Insurance Regulatory and Development Authority (IRDA) is planning to give insurance companies more headroom to invest in ‘AA’ rated corporate bonds. This move could boost investments in corporate debt, especially instruments issued by infrastructure companies.
The proposed changes to the investment regulations will allow insurers, both in life and non-life segments, to put up to 15% of their investments in the debt market in ‘AA’ rated corporate instruments.
The headroom for investments in ‘AA’ rated corporate bonds will be created by clubbing the investment limits in government securities along with ‘AAA’ rated corporate bonds.

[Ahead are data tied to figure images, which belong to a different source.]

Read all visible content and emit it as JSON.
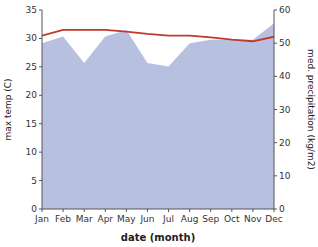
{
  "chart_data": {
    "type": "line",
    "categories": [
      "Jan",
      "Feb",
      "Mar",
      "Apr",
      "May",
      "Jun",
      "Jul",
      "Aug",
      "Sep",
      "Oct",
      "Nov",
      "Dec"
    ],
    "xlabel": "date (month)",
    "ylabel": "max temp (C)",
    "y2label": "med. precipitation (kg/m2)",
    "series": [
      {
        "type": "area",
        "axis": "y2",
        "color": "#b8c0e0",
        "values": [
          50,
          52,
          44,
          52,
          54,
          44,
          43,
          50,
          51,
          51,
          51,
          56
        ]
      },
      {
        "type": "line",
        "color": "#c0392b",
        "values": [
          30.5,
          31.5,
          31.5,
          31.5,
          31.2,
          30.8,
          30.5,
          30.5,
          30.2,
          29.8,
          29.5,
          30.3
        ]
      }
    ],
    "ylim": [
      0,
      35
    ],
    "yticks": [
      0,
      5,
      10,
      15,
      20,
      25,
      30,
      35
    ],
    "y2lim": [
      0,
      60
    ],
    "y2ticks": [
      0,
      10,
      20,
      30,
      40,
      50,
      60
    ],
    "grid": false
  }
}
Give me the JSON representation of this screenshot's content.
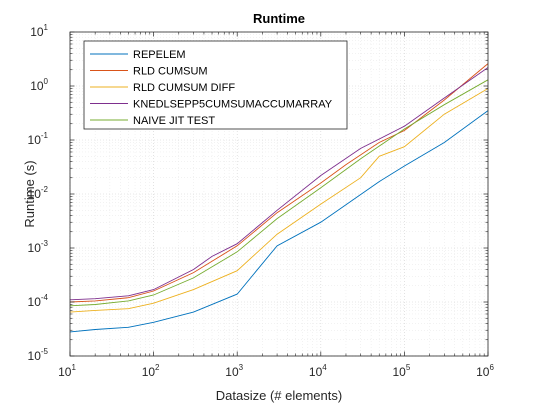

The combined investment limit for these instruments could be set at 75%. At present, insurers had to put 75% of their debt market investments in ‘AAA’ rated instruments excluding government securities.
The IRDA is considering changes to its investment regulations following inter-regulatory meetings under the aegis of the Financial Stability and Development Council (FSDC).
This move would release almost a quarter of the funds available with insurance companies for investment in ‘AA’ rated corporate bonds.
The IRDA is also reducing the minimum tenure for investment in infrastructure bonds to five years from the present ten years.
Insurers may also be allowed to invest in Special Purpose Vehicles (SPVs) in the infrastructure sector to increase the flow of long term funds.
Moreover, as Reserve Bank of India (RBI) has allowed insurers to participate in Credit Default Swaps (CDS) market, insurers will be encouraged to invest in listed corporate bonds and unlisted bonds of infrastructure companies as they can now hedge their risks.